Mit „2:22 – Eine Geistesgeschichte“ bringt das Theater Scala Wien einen internationalen West-End-Erfolg auf die Bühne, der psychologischen Nervenkitzel mit pointiertem Dialogtheater verbindet. Das Stück von Danny Robins bewegt sich geschickt zwischen klassischem Geisterdrama und moderner Beziehungskomödie. Die Wiener Inszenierung setzt dabei weniger auf billige Schockeffekte als auf eine kontinuierlich steigende Spannung, die sich aus Blicken, Pausen und unterschwelligen Konflikten zusammensetzt.

 

Das Unsichtbare als ständiger Mitspieler

Jenny ist überzeugt, dass es in ihrem Haus spukt. Immer um 2:22 Uhr nachts hört sie Schritte über das Babyfon. Ihr Mann Sam hält das für Unsinn. Als ein befreundetes Paar zum Abendessen kommt, kippt die zunächst lockere Atmosphäre zunehmend ins Beklemmende.

Die Inszenierung macht die Übernatürliche nie vollständig sichtbar.
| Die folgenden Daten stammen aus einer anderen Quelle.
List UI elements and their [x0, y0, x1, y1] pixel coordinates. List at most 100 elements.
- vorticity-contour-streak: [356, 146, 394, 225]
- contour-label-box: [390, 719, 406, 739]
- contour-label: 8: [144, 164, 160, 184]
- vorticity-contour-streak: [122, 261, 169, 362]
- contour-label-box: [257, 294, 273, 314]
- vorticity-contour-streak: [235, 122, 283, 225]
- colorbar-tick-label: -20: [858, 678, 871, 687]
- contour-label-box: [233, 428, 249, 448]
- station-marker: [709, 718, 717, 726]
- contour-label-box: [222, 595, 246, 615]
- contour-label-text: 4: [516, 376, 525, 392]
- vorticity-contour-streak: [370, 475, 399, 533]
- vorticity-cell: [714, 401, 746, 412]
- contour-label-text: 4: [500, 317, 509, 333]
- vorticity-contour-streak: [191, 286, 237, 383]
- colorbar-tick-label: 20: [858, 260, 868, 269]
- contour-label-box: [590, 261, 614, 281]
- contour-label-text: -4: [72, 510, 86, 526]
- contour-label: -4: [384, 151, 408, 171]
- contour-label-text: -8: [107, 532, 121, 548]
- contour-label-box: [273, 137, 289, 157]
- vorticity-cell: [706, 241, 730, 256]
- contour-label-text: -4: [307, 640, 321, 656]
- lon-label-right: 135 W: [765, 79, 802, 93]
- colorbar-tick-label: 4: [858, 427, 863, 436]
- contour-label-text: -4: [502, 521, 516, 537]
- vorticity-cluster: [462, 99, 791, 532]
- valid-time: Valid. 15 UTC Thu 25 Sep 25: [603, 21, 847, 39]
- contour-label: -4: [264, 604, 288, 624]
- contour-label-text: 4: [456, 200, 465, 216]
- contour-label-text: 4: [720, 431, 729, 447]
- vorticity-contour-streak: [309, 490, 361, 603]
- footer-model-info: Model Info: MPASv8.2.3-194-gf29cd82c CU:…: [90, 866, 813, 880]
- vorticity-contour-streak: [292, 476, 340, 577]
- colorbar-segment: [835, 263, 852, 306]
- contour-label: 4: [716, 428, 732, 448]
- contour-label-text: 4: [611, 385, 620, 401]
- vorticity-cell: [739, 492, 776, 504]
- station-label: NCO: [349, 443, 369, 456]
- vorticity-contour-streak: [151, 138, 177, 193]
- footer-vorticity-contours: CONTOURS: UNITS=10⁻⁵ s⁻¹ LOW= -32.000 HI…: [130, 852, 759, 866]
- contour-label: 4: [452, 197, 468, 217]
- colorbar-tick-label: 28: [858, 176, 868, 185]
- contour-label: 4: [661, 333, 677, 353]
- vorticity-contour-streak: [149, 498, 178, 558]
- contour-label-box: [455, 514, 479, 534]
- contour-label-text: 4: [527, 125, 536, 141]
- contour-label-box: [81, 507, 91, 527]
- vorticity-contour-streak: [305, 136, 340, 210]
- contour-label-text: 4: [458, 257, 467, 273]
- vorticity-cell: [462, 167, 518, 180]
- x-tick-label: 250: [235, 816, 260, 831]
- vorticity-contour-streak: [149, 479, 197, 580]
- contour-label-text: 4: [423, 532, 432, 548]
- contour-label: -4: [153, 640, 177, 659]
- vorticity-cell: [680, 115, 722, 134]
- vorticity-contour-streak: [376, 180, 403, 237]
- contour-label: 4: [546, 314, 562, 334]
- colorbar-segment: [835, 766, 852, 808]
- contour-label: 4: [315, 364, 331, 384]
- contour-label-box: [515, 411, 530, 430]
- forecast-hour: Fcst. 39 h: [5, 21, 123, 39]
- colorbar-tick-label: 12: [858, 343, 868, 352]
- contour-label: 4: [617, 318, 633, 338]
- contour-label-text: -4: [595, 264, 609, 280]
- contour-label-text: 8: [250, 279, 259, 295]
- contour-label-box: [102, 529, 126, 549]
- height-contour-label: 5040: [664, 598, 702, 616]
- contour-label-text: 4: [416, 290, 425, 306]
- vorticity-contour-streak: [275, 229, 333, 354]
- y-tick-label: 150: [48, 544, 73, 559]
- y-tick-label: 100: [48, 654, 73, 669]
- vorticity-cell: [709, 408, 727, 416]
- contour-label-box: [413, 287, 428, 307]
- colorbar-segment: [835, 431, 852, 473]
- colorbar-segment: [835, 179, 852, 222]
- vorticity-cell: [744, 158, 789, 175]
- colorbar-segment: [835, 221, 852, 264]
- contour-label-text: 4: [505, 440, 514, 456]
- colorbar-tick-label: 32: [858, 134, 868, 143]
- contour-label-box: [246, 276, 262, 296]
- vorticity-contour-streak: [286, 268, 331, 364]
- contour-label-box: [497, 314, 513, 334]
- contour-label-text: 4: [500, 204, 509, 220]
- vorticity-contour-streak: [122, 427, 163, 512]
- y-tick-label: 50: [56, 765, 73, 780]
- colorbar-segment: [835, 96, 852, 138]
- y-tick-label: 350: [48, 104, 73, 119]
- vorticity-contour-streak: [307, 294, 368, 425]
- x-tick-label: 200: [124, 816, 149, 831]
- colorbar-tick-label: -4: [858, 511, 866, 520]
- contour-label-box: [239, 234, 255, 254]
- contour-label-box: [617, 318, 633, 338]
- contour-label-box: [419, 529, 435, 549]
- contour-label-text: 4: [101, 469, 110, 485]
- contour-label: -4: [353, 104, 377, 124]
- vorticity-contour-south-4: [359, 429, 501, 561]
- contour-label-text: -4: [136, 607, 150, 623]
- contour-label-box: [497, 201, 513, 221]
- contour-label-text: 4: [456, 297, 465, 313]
Gerade dadurch entsteht eine intensive Spannung. Lichtwechsel, kurze Momente der Stille und präzise gesetzte Geräusche erzeugen eine Atmosphäre, die das Publikum permanent zwischen Skepsis und Gänsehaut schwanken lässt.

 

Dialoge mit doppeltem Boden

Was „2:22“ von vielen anderen Mystery-Stücken unterscheidet, ist seine sprachliche Präzision. Hinter den pointierten Wortwechseln verbergen sich Machtspiele, Unsicherheiten und emotionale Verletzungen. Jede Figur verteidigt ihre eigene Wirklichkeit, wodurch der eigentliche Konflikt entsteht.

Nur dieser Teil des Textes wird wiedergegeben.